I need help on regex or preg_match
because I am not that experienced yet with regards to those so here is my problem.
我需要在regex或preg_match上得到帮助,因为我对这些方面还没有经验,所以这是我的问题。
I need to get the value "get me" but I think my function has an error. The number of html tags are dynamic. It can contain many nested html tag like a bold tag. Also, the "get me" value is dynamic.
我需要得到“get me”的值,但我认为我的函数有一个错误。html标签的数量是动态的。它可以包含许多嵌套的html标记,如粗体标记。此外,“获取我”值是动态的。
<?php
function getTextBetweenTags($string, $tagname) {
$pattern = "/<$tagname>(.*?)<\/$tagname>/";
preg_match($pattern, $string, $matches);
return $matches[1];
}
$str = '<textformat leading="2"><p align="left"><font size="10">get me</font></p></textformat>';
$txt = getTextBetweenTags($str, "font");
echo $txt;
?>
7 个解决方案
#1
60
<?php
function getTextBetweenTags($string, $tagname) {
$pattern = "/<$tagname ?.*>(.*)<\/$tagname>/";
preg_match($pattern, $string, $matches);
return $matches[1];
}
$str = '<textformat leading="2"><p align="left"><font size="10">get me</font></p></textformat>';
$txt = getTextBetweenTags($str, "font");
echo $txt;
?>
That should do the trick
这应该很管用
#2
9
Try this
试试这个
$str = '<option value="123">abc</option>
<option value="123">aabbcc</option>';
preg_match_all("#<option.*?>([^<]+)</option>#", $str, $foo);
print_r($foo[1]);
#3
8
In your pattern, you simply want to match all text between the two tags. Thus, you could use for example a [\w\W]
to match all characters.
在您的模式中,您只需匹配两个标记之间的所有文本。因此,您可以使用例如a [\w\ w]来匹配所有字符。
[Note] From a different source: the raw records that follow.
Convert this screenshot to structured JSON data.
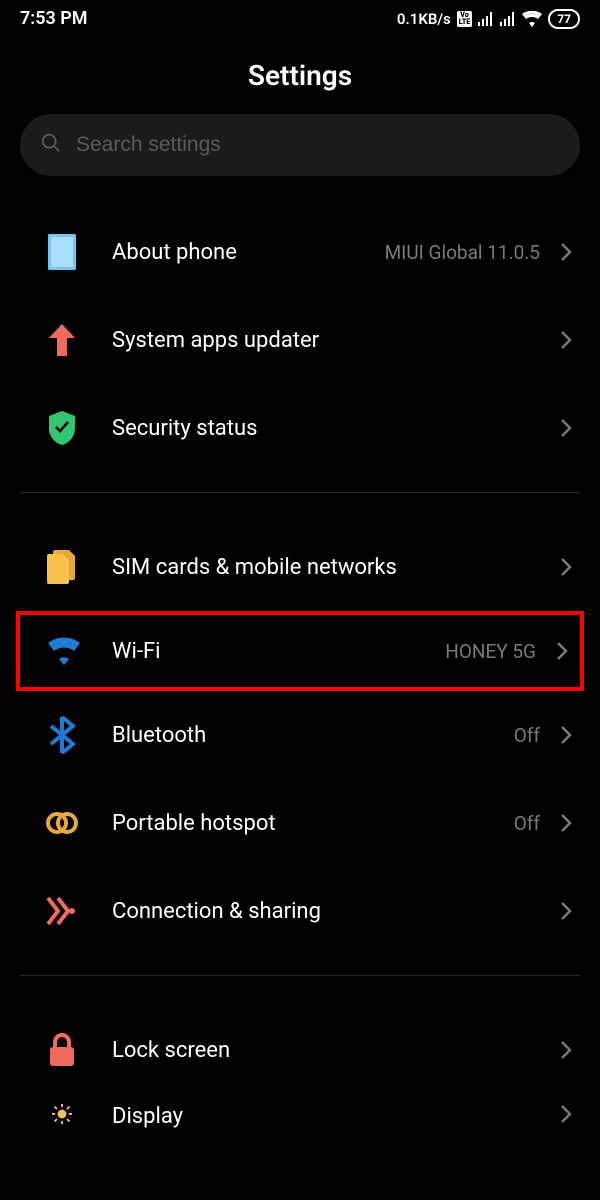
{
  "statusBar": {
    "time": "7:53 PM",
    "network": "0.1KB/s",
    "volte": "Vo\nLTE",
    "battery": "77"
  },
  "header": {
    "title": "Settings"
  },
  "search": {
    "placeholder": "Search settings"
  },
  "groups": [
    {
      "items": [
        {
          "id": "about",
          "label": "About phone",
          "value": "MIUI Global 11.0.5"
        },
        {
          "id": "updater",
          "label": "System apps updater",
          "value": ""
        },
        {
          "id": "security",
          "label": "Security status",
          "value": ""
        }
      ]
    },
    {
      "items": [
        {
          "id": "sim",
          "label": "SIM cards & mobile networks",
          "value": ""
        },
        {
          "id": "wifi",
          "label": "Wi-Fi",
          "value": "HONEY 5G"
        },
        {
          "id": "bluetooth",
          "label": "Bluetooth",
          "value": "Off"
        },
        {
          "id": "hotspot",
          "label": "Portable hotspot",
          "value": "Off"
        },
        {
          "id": "connection",
          "label": "Connection & sharing",
          "value": ""
        }
      ]
    },
    {
      "items": [
        {
          "id": "lock",
          "label": "Lock screen",
          "value": ""
        },
        {
          "id": "display",
          "label": "Display",
          "value": ""
        }
      ]
    }
  ]
}
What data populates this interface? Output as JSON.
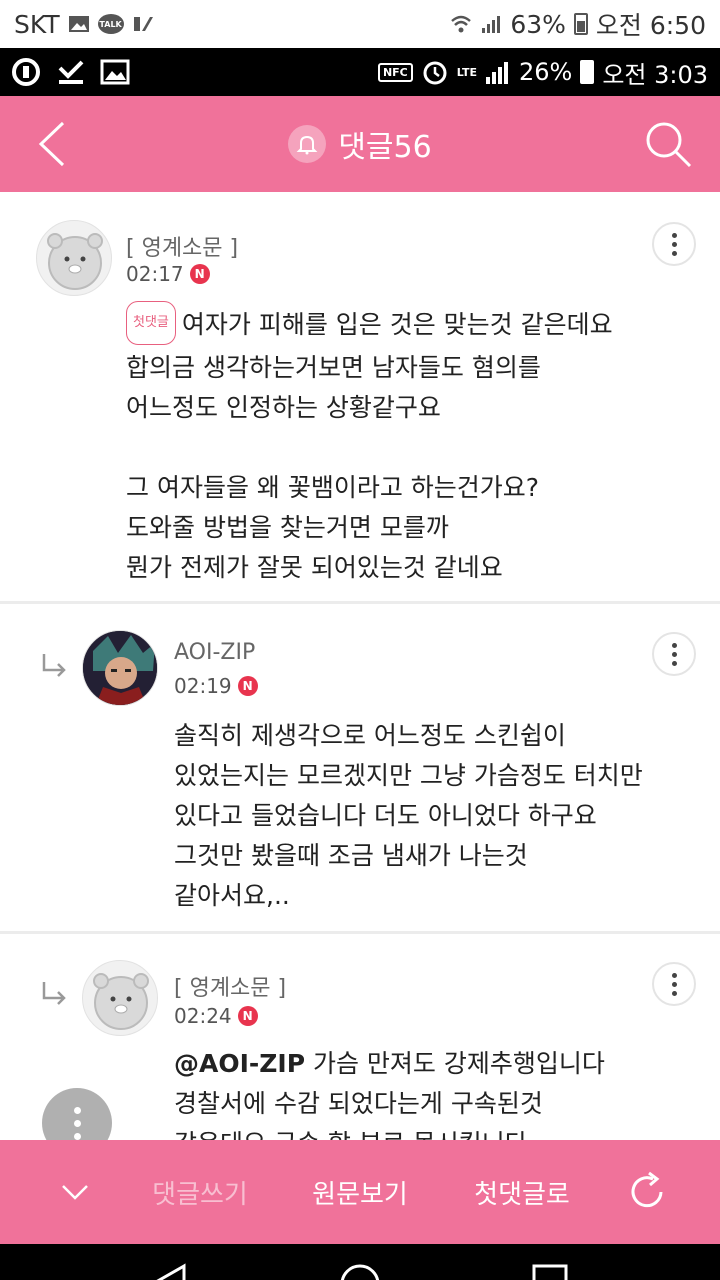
{
  "outer_status": {
    "carrier": "SKT",
    "talk_label": "TALK",
    "battery": "63%",
    "time": "오전 6:50"
  },
  "inner_status": {
    "nfc": "NFC",
    "lte": "LTE",
    "battery": "26%",
    "time": "오전 3:03"
  },
  "header": {
    "title": "댓글56"
  },
  "comments": [
    {
      "author": "[ 영계소문 ]",
      "time": "02:17",
      "badge": "N",
      "first_label": "첫댓글",
      "lines": [
        "여자가 피해를 입은 것은 맞는것 같은데요",
        "합의금 생각하는거보면 남자들도 혐의를",
        "어느정도 인정하는 상황같구요",
        "",
        "그 여자들을 왜 꽃뱀이라고 하는건가요?",
        "도와줄 방법을 찾는거면 모를까",
        "뭔가 전제가 잘못 되어있는것 같네요"
      ]
    },
    {
      "author": "AOI-ZIP",
      "time": "02:19",
      "badge": "N",
      "lines": [
        "솔직히 제생각으로 어느정도 스킨쉽이",
        "있었는지는 모르겠지만 그냥 가슴정도 터치만",
        "있다고 들었습니다 더도 아니었다 하구요",
        "그것만 봤을때 조금 냄새가 나는것",
        "같아서요,.."
      ]
    },
    {
      "author": "[ 영계소문 ]",
      "time": "02:24",
      "badge": "N",
      "mention": "@AOI-ZIP",
      "lines": [
        " 가슴 만져도 강제추행입니다",
        "경찰서에 수감 되었다는게 구속된것",
        "같은데요 구속 할 부로 못시킵니다"
      ]
    }
  ],
  "bottom_bar": {
    "write": "댓글쓰기",
    "original": "원문보기",
    "first": "첫댓글로"
  },
  "colors": {
    "accent": "#f0729a",
    "badge": "#e8344e"
  }
}
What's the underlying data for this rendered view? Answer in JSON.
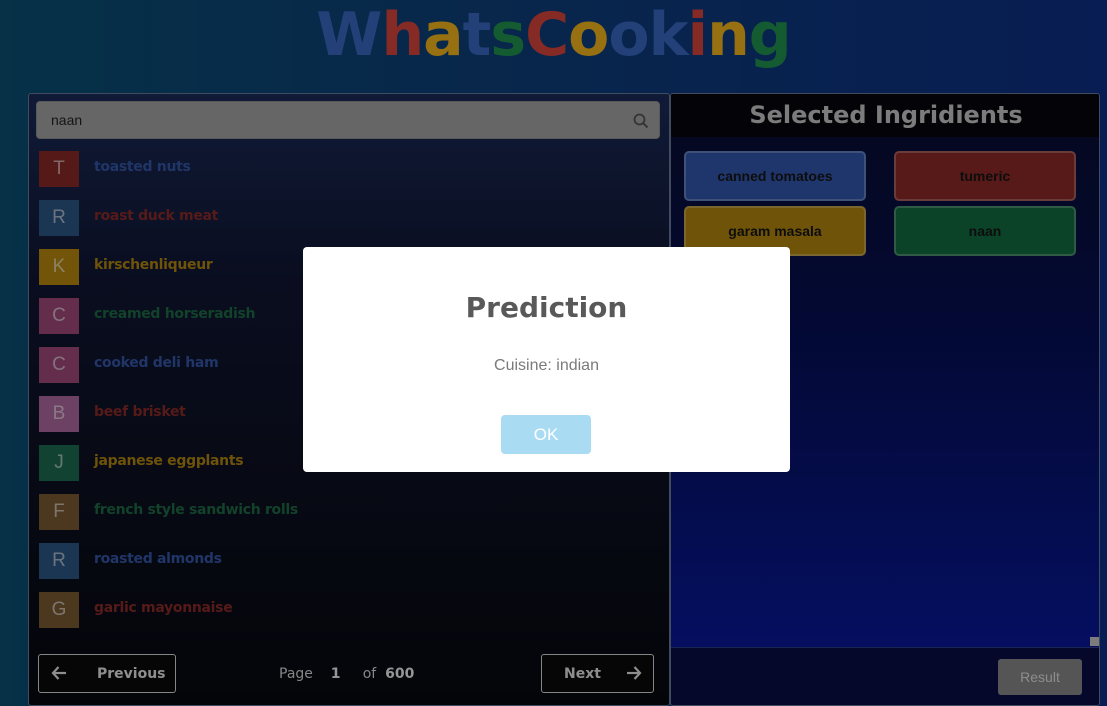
{
  "app": {
    "title_letters": [
      {
        "ch": "W",
        "color": "#3a68c4"
      },
      {
        "ch": "h",
        "color": "#d8453c"
      },
      {
        "ch": "a",
        "color": "#f2b51c"
      },
      {
        "ch": "t",
        "color": "#3a68c4"
      },
      {
        "ch": "s",
        "color": "#21934f"
      },
      {
        "ch": "C",
        "color": "#d8453c"
      },
      {
        "ch": "o",
        "color": "#f2b51c"
      },
      {
        "ch": "o",
        "color": "#3a68c4"
      },
      {
        "ch": "k",
        "color": "#3a68c4"
      },
      {
        "ch": "i",
        "color": "#d8453c"
      },
      {
        "ch": "n",
        "color": "#f2b51c"
      },
      {
        "ch": "g",
        "color": "#21934f"
      }
    ]
  },
  "search": {
    "value": "naan",
    "icon": "search-icon"
  },
  "ingredients": [
    {
      "letter": "T",
      "name": "toasted nuts",
      "avatar_color": "#8a2a27",
      "text_color": "#3456a8"
    },
    {
      "letter": "R",
      "name": "roast duck meat",
      "avatar_color": "#2d5786",
      "text_color": "#8b2b27"
    },
    {
      "letter": "K",
      "name": "kirschenliqueur",
      "avatar_color": "#b88a10",
      "text_color": "#b2870f"
    },
    {
      "letter": "C",
      "name": "creamed horseradish",
      "avatar_color": "#a04a79",
      "text_color": "#1d6b45"
    },
    {
      "letter": "C",
      "name": "cooked deli ham",
      "avatar_color": "#a04a79",
      "text_color": "#3456a8"
    },
    {
      "letter": "B",
      "name": "beef brisket",
      "avatar_color": "#b06aa0",
      "text_color": "#8b2b27"
    },
    {
      "letter": "J",
      "name": "japanese eggplants",
      "avatar_color": "#1d6b4f",
      "text_color": "#b2870f"
    },
    {
      "letter": "F",
      "name": "french style sandwich rolls",
      "avatar_color": "#7b5a33",
      "text_color": "#1d6b45"
    },
    {
      "letter": "R",
      "name": "roasted almonds",
      "avatar_color": "#2d5786",
      "text_color": "#3456a8"
    },
    {
      "letter": "G",
      "name": "garlic mayonnaise",
      "avatar_color": "#7b5a33",
      "text_color": "#8b2b27"
    }
  ],
  "pager": {
    "previous_label": "Previous",
    "next_label": "Next",
    "page_label": "Page",
    "page_number": "1",
    "of_label": "of",
    "total_pages": "600"
  },
  "selected": {
    "heading": "Selected Ingridients",
    "chips": [
      {
        "label": "canned tomatoes",
        "color": "#3358b0"
      },
      {
        "label": "tumeric",
        "color": "#8e2a28"
      },
      {
        "label": "garam masala",
        "color": "#b2870f"
      },
      {
        "label": "naan",
        "color": "#136d42"
      }
    ],
    "result_label": "Result"
  },
  "modal": {
    "title": "Prediction",
    "text": "Cuisine: indian",
    "ok_label": "OK"
  }
}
function getTextBetweenTags($string, $tagname) {
$pattern = "/<$tagname>([\w\W]*?)<\/$tagname>/";
preg_match($pattern, $string, $matches);
return $matches[1];
}
#4
2
Since attribute values may contain a plain >
character, try this regular expression:
由于属性值可能包含一个普通的>字符,请尝试以下正则表达式:
$pattern = '/<'.preg_quote($tagname, '/').'(?:[^"'>]*|"[^"]*"|\'[^\']*\')*>(.*?)<\/'.preg_quote($tagname, '/').'>/s';
But regular expressions are not suitable for parsing non-regular languages like HTML. You should better use a parser like SimpleXML or DOMDocument.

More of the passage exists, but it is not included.